El último papelón del gobierno fue nada menos que obra y gracia de uno de sus intelectuales: Rafael Puente. Muy suelto de cuerpo, el viceministro de Régimen Interior acusó al presidente de Paraguay, Nicanor Duarte, de haberle mentido a su colega boliviano, Evo Morales, en el caso de los dos ciudadanos paraguayos que se refugiaron en nuestro país luego de ser acusados de complicidad en el secuestro y asesinato de Cecilia Cubas.
Al leer la información inicial -es decir, la de la sindicación a Duarte-, no pude menos que sorprenderme. Puente es uno de los pensadores más reconocidos del país ya que es uno de los pocos que merecen el denominativo de filósofo. ¿Cómo es que un hombre de su formación puede cometer el desatino de opinar sobre la conducta de un Jefe de Estado siendo él un funcionario con menor rango que un ministro?

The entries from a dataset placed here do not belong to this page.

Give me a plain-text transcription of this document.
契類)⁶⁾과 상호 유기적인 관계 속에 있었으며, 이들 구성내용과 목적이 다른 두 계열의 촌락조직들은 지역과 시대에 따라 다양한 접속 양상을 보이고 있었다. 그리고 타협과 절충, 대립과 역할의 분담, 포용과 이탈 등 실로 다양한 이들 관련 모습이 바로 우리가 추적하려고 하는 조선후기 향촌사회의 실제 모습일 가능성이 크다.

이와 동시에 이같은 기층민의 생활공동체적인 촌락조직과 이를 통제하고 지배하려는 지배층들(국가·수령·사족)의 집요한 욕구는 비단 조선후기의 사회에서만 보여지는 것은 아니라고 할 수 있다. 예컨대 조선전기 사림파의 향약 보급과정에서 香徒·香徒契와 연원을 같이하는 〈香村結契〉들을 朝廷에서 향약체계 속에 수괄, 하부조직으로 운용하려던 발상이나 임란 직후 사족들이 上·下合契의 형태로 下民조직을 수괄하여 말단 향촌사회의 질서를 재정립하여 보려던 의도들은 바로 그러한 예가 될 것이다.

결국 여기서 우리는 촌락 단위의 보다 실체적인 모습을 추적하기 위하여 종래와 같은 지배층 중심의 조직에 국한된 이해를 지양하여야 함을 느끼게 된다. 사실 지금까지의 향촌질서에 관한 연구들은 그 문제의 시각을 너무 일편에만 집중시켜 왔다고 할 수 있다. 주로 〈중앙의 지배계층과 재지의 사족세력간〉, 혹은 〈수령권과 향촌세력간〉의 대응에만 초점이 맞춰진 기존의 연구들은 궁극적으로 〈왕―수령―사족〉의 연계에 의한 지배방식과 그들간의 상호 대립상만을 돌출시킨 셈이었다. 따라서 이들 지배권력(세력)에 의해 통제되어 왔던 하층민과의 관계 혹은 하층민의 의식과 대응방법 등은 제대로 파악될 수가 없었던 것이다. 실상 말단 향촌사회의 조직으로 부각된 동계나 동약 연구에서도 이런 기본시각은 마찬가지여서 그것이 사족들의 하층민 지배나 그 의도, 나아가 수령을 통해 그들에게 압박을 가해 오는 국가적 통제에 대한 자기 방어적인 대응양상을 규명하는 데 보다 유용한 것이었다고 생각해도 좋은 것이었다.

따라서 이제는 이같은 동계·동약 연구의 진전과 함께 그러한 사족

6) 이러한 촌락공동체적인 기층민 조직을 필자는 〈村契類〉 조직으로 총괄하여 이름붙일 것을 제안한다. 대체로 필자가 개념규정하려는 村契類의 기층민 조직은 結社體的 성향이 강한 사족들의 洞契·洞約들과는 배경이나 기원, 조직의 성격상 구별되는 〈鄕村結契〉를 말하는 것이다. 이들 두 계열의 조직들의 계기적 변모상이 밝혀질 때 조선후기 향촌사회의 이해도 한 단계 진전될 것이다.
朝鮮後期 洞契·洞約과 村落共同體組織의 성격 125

La única explicación que encontré para esta actitud fue el comportamiento del gobierno en el caso de los paraguayos Ángel Acosta y Blas Concepción Franco.
Los dos son buscados por la justicia paraguaya por un crimen que, al haber segado la vida de la hija de un ex presidente, Raúl Cubas, conmocionó a la opinión pública del vecino país.
No obstante, cuando llegó a Bolivia el pedido de detención y extradición de esos ciudadanos, el gobierno les dio el rango de refugiados políticos. Extrañadas por tal actitud, las autoridades paraguayas se movilizaron para demostrar que Acosta y Franco no eran buscados por razones políticas sino por la supuesta comisión de un crimen cuyo juzgamiento corresponde a la justicia ordinaria.
Finalmente, nuestro gobierno tuvo que alzar las manos en este caso y dio vía libre a la detención de los paraguayos pero, cuando la Policía fue a buscarlos, ambos se habían fugado. Aparentemente, "alguien" les avisó que se les había levantado la condición de refugiados.
De pronto, cuando los bolivianos ya nos habíamos olvidado de este caso, Puente volvió a sacarlo a la luz pública con sus declaraciones que, para rematar el papelón, motivaron que la actual administración tenga que pedir disculpas al gobierno paraguayo. El viceministro, por su parte, se encasilló en su posición afirmando que no rectificaría sus declaraciones.
Lo que creo -y esta opinión es tan personal como las declaraciones de Puente- es que el MAS se identificó ideológicamente con los perseguidos paraguayos y, por tanto, el gobierno a su cargo les dio amparo.
Aquí vemos, entonces, a su gobierno afectuoso, a uno que no toma demasiado en cuenta lo que dicen las leyes y, a la hora de actuar, se deja guiar por sus afectos.
Lo mismo ocurrió, si los lectores recuerdan, en el caso de Jorge Alvarado, el ex presidente de YPFB al que Evo Morales mantuvo en su cargo hasta que la presión fue tal que debió doblar el brazo. No obstante, después vimos acciones aparentemente guiadas a evitar un enjuiciamiento del destituido a tal punto que incluso se apartó a la fiscal que investigaba el caso.
Según el diccionario, el afecto es la "inclinación a alguien o algo", como la que pareció mostrar el gobierno en el caso de los paraguayos y de Jorge Alvarado. Una segunda acepción señala que afecto también es "cada una de las pasiones del ánimo, como la ira, el amor, el odio, etc." y, si seguimos revisando la actitud del gobierno encontraremos que, en otros casos, como en el de José María Bakovic o el del dinero sustraído del Banco Central de Bolivia, existe odio y quizás hasta ira.
Por tanto, estamos ante un gobierno que se deja guiar pos sus afectos, sea de amor u odio, y, al hacerlo, pone a un lado nuestra legislación y le da vigencia a la ley del embudo.